ANAL ABSCESS SURGERY IN SINGAPORE
Reliable Treatment for Anal Pain in Singapore
At our Crest Surgical Practice, we provide reliable treatment for anal pain in Singapore to help you find relief. Anal pain can occur due to various factors, including anal abscesses or fissures. It can lead to discomfort and swelling and create difficulty in daily activities such as sitting and walking. You must seek prompt medical attention to identify and address the root cause of your anal pain.
Our Approach to Treatment
- We evaluate your condition to determine the cause of your anal pain.
- Each patient is unique, as our treatment plans. We tailor treatment plans like anal abscess surgery to ensure you get appropriate care.
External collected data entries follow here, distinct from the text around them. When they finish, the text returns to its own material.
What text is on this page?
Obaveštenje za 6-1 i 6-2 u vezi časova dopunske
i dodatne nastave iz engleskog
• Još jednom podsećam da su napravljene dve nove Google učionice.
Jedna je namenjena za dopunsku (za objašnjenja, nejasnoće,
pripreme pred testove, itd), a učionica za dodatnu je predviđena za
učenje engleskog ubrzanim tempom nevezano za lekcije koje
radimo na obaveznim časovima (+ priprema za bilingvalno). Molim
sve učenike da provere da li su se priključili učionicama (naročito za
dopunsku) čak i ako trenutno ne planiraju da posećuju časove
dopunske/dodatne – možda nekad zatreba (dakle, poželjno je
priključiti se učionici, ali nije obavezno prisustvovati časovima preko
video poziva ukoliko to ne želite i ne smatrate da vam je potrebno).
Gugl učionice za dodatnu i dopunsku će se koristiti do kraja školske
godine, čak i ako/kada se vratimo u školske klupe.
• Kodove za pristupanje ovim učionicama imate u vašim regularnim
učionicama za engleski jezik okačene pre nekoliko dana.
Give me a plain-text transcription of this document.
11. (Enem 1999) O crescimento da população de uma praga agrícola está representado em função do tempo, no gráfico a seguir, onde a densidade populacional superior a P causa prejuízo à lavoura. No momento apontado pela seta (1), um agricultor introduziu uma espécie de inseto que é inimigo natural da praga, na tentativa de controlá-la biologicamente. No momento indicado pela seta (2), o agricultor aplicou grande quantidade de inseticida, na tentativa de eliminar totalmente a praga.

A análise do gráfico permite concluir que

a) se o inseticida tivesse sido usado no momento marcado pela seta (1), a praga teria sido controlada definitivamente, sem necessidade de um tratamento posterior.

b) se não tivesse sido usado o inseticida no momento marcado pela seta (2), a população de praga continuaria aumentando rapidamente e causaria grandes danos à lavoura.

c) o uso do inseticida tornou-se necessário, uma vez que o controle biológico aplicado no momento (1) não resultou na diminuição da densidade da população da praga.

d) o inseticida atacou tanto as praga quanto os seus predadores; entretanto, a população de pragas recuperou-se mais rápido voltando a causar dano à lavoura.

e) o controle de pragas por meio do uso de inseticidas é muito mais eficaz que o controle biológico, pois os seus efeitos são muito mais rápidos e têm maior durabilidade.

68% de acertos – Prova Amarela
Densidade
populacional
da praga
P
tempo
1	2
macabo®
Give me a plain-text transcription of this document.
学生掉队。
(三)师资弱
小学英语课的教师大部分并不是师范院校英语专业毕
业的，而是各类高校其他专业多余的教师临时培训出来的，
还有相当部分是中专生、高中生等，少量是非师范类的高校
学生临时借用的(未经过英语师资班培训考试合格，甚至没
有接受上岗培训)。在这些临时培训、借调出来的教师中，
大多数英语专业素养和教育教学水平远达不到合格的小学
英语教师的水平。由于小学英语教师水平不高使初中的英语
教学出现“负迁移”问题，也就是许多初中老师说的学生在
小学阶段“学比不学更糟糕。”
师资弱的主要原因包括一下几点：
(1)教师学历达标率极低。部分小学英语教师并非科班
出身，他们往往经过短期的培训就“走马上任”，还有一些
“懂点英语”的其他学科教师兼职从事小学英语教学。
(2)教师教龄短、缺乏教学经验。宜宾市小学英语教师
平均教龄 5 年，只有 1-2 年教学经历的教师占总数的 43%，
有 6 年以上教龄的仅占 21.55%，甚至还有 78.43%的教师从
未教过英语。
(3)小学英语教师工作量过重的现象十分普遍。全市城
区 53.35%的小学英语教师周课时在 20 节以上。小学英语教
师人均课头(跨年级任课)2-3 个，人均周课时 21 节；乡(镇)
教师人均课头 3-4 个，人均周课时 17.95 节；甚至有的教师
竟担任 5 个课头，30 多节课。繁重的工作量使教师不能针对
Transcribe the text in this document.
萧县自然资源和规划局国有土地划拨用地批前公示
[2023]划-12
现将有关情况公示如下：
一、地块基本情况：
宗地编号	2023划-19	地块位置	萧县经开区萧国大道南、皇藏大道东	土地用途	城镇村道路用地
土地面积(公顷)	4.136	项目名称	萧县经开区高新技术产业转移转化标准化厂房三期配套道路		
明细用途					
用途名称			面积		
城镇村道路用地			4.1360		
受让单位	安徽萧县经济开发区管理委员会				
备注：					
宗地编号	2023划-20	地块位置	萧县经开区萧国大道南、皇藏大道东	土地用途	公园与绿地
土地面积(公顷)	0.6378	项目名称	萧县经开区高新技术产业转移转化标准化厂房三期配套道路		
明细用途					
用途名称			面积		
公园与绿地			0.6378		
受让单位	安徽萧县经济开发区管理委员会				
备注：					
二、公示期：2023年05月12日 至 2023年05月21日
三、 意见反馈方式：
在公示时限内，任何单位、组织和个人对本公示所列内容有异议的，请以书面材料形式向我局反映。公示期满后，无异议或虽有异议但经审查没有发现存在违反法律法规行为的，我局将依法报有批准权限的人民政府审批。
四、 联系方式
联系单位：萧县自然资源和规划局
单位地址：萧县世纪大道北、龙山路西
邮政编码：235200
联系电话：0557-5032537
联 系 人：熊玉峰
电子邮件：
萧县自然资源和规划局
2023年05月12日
- You can trust our experienced surgeon and qualified team to get treatment for anal pain in Singapore.
Why Undergo Anal Abscess Surgery in Singapore?
Treating anal pain or perianal abscess with antibiotics would not ensure complete relief. If you want to treat the anal abscess, surgery is an effective procedure. It treats and heals the anal abscess and prevents recurrence.
Opting for anal abscess surgery in Singapore at Crest Surgical Practice ensures expert treatment by an experienced surgeon. The surgical treatment aims to drain the pus and give pain relief to the patient.
Our compassionate approach and personalized care plans prioritize your well-being. We ensure you get reliable and effective care and treatment for your anal abscess surgery, helping you regain comfort and improve your quality of life.
Information About Perianal Abscess
What is perianal abscess?
A perianal abscess is a painful and swollen collection of pus that forms around the anus due to an infection in the tissue. The infection typically arises from a blocked or infected anal gland, which can cause inflammation, swelling, and tenderness in the area.
What are the symptoms?
The symptoms of a perianal abscess can include:
- Pain around the anus, which can be severe and throbbing.
- Swelling and redness in the skin around the anus.
- Tenderness and warmth around the affected area.
- Fever and chills.
- Difficulty sitting, walking or passing stool due to pain and discomfort.
- Pus or discharge from the abscess.
- A lump or firm mass near the anus.
How to treat perianal abscess?
In some cases, early or small perianal abscesses can be treated with oral antibiotics. However, close monitoring is necessary to ensure that the abscess is responding to the medication. If symptoms do not improve within a few days or if the abscess grows larger, surgical intervention may be required.
Surgical drainage of the abscess is typically necessary if the abscess is large or if medical therapy fails. This procedure is usually done under general anesthesia or sedation and is considered a minor surgery. It can be performed as a day surgery, and involves making a small incision to drain the pus and promote healing.
What are the risks of perianal abscess surgery?
Some potential risks and complications may include:
Bleeding: There is a risk of bleeding during and after surgery, especially if the abscess is large.
Pain and discomfort: You may experience pain and discomfort after surgery, which can be managed with pain relief medications and sitz baths.
Recurrence: In some cases, the abscess may recur after surgery, requiring further treatment.
Damage to surrounding tissue: Surgery to drain a perianal abscess can sometimes (rare) damage surrounding tissue or muscles, causing possible anal incontinence.
What is the association between anal fistula and perianal abscess?
Perianal abscesses can sometimes be the primary presentation of an anal fistula. If an anal fistula is discovered during a perianal abscess drainage procedure, the treatment plan will depend on the complexity of the fistula.
For short fistulas, a fistulotomy may be performed to lay open the fistula tract and allow it to heal from the inside out. For more complex fistulas, a seton may be inserted to help control the infection and prevent damage to the anal sphincter during surgery.
In some cases, the anal fistula may not be obvious during the initial perianal abscess surgery and may only become apparent a few weeks later. In this situation, an elective surgery to treat the anal fistula may be scheduled for a later date.